Diese Investitionskosten wären ohne die Konzentration der Vereinsregister angefallen. Die eingesparten EDV-Kosten setzen sich zusammen aus vier zusätzlichen Terminalservern bei der Hessischen Zentrale für Datenverarbeitung sowie ca. 130 zusätzlichen Mitarbeiter-Lizenzen. Das hohe Einsparpotenzial von ca. 130 Mitarbeiter-Lizenzen im Vereinsregister basiert auf der früheren Verteilung geringer Arbeitskraftanteile bei der bisherigen hohen Zahl von Vereinsregistergerichten: Auch Bedienstete, die durchschnittlich nur mit 0,1 v.H. ihrer Tätigkeit im Vereinsregister gearbeitet haben, hätten nach der früheren Registerstruktur eine volle Lizenz benötigt.
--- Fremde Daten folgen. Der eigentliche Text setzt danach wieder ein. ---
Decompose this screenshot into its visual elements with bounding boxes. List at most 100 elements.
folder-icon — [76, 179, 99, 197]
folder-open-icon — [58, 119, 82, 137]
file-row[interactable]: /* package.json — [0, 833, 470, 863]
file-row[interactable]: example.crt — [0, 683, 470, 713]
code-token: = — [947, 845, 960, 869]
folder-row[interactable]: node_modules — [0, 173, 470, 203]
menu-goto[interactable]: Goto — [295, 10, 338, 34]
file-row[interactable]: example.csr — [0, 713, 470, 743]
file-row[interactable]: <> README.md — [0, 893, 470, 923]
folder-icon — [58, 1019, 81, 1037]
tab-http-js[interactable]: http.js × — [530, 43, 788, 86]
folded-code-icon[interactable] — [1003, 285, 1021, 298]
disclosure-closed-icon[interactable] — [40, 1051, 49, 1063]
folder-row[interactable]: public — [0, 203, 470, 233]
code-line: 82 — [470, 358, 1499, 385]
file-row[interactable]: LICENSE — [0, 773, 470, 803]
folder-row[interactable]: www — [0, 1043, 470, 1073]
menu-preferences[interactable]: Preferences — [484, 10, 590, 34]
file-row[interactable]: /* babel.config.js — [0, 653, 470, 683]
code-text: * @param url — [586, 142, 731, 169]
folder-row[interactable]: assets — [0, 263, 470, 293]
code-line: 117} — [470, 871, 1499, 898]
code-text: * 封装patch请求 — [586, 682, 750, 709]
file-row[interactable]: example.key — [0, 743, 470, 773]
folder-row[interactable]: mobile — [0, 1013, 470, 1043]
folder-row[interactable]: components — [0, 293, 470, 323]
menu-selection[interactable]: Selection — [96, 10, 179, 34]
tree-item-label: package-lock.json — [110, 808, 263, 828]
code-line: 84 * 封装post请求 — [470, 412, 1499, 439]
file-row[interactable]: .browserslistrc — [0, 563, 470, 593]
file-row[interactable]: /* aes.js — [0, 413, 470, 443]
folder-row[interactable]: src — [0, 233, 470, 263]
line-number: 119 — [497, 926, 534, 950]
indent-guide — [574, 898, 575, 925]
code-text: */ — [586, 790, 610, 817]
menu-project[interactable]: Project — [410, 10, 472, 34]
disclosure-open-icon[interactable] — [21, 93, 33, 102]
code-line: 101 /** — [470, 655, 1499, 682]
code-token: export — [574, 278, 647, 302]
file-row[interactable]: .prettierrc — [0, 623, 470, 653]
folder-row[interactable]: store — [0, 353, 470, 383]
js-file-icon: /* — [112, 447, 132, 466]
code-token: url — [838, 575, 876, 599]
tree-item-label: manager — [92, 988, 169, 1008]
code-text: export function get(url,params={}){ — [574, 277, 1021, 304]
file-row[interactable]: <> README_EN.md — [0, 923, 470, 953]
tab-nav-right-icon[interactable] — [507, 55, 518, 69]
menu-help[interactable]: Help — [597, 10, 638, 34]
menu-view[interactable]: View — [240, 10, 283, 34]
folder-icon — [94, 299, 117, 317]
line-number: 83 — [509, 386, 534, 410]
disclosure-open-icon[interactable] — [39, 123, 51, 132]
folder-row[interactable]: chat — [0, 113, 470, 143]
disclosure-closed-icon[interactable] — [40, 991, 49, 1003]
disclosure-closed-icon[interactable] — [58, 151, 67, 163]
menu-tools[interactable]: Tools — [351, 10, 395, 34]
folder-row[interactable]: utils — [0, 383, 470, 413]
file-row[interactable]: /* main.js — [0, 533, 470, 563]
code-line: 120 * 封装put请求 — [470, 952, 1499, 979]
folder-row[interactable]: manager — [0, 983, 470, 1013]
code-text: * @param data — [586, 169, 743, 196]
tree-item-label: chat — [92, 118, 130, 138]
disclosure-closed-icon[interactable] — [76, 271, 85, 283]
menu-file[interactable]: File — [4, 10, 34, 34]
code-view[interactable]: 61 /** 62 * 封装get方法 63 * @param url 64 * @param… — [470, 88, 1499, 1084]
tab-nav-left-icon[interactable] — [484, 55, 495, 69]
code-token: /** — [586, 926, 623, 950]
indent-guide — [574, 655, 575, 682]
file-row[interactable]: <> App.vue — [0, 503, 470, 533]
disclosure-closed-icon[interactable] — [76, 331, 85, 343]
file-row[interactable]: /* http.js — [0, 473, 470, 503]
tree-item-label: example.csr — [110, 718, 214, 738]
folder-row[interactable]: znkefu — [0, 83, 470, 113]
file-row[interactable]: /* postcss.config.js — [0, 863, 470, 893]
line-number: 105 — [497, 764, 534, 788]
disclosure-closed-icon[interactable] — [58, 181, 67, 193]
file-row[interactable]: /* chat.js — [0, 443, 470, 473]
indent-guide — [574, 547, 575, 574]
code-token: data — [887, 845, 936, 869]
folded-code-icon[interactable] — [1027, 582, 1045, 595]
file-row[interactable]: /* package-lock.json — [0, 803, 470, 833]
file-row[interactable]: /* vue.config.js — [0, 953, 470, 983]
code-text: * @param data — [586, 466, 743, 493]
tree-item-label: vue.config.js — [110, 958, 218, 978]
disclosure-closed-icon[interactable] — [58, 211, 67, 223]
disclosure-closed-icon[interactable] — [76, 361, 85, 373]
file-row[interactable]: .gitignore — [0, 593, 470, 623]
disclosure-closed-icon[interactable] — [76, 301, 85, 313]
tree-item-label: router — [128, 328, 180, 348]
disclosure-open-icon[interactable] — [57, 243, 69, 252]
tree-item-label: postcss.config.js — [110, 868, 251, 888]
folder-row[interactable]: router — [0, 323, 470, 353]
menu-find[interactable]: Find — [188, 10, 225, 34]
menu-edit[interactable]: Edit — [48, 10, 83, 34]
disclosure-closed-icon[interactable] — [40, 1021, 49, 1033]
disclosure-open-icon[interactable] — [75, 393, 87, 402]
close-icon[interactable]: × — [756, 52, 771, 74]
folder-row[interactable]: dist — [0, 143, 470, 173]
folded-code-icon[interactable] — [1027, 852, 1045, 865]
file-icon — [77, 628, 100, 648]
Für diese ca. 130 Personen entfallen darüber hinaus auch die personalintensiven Kosten für EDV-Erstschulungen im Fachprogramm des Elektronischen Vereinsregisters.
Frage 8. Wie hoch sind die für die Zentralisierung der Vereinsregister erforderlichen Betriebskosten
a) bei den registerführenden Gerichten,
b) bei den registerabgebenden Gerichten, bei denen nach wie vor die Möglichkeit der Einsichtnahme gewährleistet sein soll?
Zu a: Zusätzliche Betriebskosten bei den (vereins)registerführenden Gerichten, fallen nicht an, da die vorhandene Infrastruktur, insbesondere die bereits im Handelsregister vorhandenen EDV-Komponenten (Rechner, Bildschirme, Leitungen), im Wesentlichen auch für das Vereinsregister mitgenutzt werden.
Zu b:
Bei den (vereins)registerabgebenden Gerichten fallen ebenfalls keine zusätzlichen Betriebskosten an, da die Einsichtnahme in das Vereinsregister vollständig an den ohnehin bereits vorhandenen Einsichtsbildschirmen des Handelsregisters erfolgen wird.
Auch hier ergibt sich durch die Konzentration zu erzielende Synergieeffekte eine Einsparung für den Justizhaushalt, da hinsichtlich Schulung und Unterhaltung künftig ca. 130 Arbeitsplätze weniger zu betreuen sind.